Separately, the salaries of a bunch of departments increased with the budget revision, reaching a total of 1.5 billion levs in additional spending for 2023, according to experts from the Finance Ministry. Finance Minister Velkova has already stated that to comply with the budget procedure, the department will prepare a base budget, i.e. an expert account to reflect revenues and expenses based on the decisions taken by the National Assembly this year and according to the new forecasts for the economy.

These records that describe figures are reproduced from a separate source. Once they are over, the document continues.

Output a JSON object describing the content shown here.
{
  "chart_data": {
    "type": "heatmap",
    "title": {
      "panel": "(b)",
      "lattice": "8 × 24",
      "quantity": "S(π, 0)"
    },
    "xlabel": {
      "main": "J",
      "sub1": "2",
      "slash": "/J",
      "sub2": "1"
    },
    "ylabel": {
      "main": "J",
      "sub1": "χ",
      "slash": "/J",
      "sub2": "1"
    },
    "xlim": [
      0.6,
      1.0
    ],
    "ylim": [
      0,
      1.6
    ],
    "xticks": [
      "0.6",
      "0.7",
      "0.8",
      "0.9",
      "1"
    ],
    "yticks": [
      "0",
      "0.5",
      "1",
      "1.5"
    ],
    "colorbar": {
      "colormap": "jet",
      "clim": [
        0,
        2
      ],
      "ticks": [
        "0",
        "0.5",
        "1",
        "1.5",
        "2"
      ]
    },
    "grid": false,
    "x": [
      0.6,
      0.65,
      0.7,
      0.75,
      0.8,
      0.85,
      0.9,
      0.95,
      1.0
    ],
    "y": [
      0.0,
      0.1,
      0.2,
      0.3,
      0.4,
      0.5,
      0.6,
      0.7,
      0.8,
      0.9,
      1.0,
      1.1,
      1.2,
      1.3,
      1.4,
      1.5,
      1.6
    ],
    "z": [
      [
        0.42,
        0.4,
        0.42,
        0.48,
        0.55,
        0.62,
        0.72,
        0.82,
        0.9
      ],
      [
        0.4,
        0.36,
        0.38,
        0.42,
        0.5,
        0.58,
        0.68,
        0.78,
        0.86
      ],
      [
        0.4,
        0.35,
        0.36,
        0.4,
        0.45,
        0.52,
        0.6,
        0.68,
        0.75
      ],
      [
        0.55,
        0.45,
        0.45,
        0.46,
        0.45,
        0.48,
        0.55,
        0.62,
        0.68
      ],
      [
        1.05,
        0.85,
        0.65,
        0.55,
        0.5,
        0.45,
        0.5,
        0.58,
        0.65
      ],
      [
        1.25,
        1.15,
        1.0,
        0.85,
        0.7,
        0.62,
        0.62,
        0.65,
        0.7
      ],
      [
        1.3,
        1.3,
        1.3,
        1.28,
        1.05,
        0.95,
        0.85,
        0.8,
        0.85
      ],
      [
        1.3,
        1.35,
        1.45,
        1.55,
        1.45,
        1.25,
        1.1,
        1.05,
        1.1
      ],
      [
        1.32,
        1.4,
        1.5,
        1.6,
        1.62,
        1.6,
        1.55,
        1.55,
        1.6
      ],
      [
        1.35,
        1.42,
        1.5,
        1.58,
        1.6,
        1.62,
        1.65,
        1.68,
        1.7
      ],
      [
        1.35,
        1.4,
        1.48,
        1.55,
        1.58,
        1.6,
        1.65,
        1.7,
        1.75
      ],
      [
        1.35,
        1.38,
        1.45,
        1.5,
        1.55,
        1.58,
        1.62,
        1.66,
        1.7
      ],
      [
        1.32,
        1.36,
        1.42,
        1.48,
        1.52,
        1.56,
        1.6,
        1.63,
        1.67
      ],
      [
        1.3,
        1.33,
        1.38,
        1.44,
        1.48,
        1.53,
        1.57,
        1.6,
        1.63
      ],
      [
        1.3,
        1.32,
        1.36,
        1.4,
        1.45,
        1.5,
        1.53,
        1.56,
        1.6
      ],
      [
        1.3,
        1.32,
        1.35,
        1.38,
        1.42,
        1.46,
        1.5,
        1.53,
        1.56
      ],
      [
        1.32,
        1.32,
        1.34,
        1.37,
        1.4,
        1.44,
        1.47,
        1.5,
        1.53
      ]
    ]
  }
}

Such a budget does not commit to any policies, such as new investments, minimum wage increases, etc.
"There are also many unforeseen expenses that the caretaker government will have to provide for by restructuring of expenses under the central budget. For example, such an expense is the sum of 70 million levs needed to prepare the elections, now funding is being sought for the accommodation of refugees from Ukraine," explained Velkova explained on August 29.
"This statement brings us back to the tradition of the Ministry of Finance from the last 20 years, which is more conservative and rather guards the budget balance," says Petar Ganev from the Institute for Market Economics.
It will be up to the next elected government to decide whether it will restructure expenses and make reforms, or will take the direction of increasing taxes. There is also a third option - rising deficits, more debt and practically an end to the policy of financial stability that has been pursued for almost two decades. Bulgaria has a low debt-to-GDP ratio and there is room for that option, although its financing will certainly become more expensive and this will also weigh down on the next year's budget. And in addition, it will probably postpone indefinitely the efforts to adopt the euro.
"The first question is technical - if we simply write everything voted as an expense, what will come out as a bill for 2023? And the second is purely political - whether these numbers can be managed, and in my opinion, they can," Ganev said.
- Tying up the state finances will be burdensome next year because of new expenses and the risk of less income in the event of a crisis
- An additional 4.3 billion levs will be needed only for pensions
- The first expert estimates for Budget 2023 are for an 11.3 billion levs deficit - almost double this year's projected deficit of over 6 billion levs
A significant increase in pensions, a rise in wages in the public sector, new tax breaks... The generosity poured into this year's budget revision with the active participation of all parties in Parliament has a price. And it will not be paid only in 2022 but will be transferred to next year in new expenses amounting to 6.0-6.5 billion levs.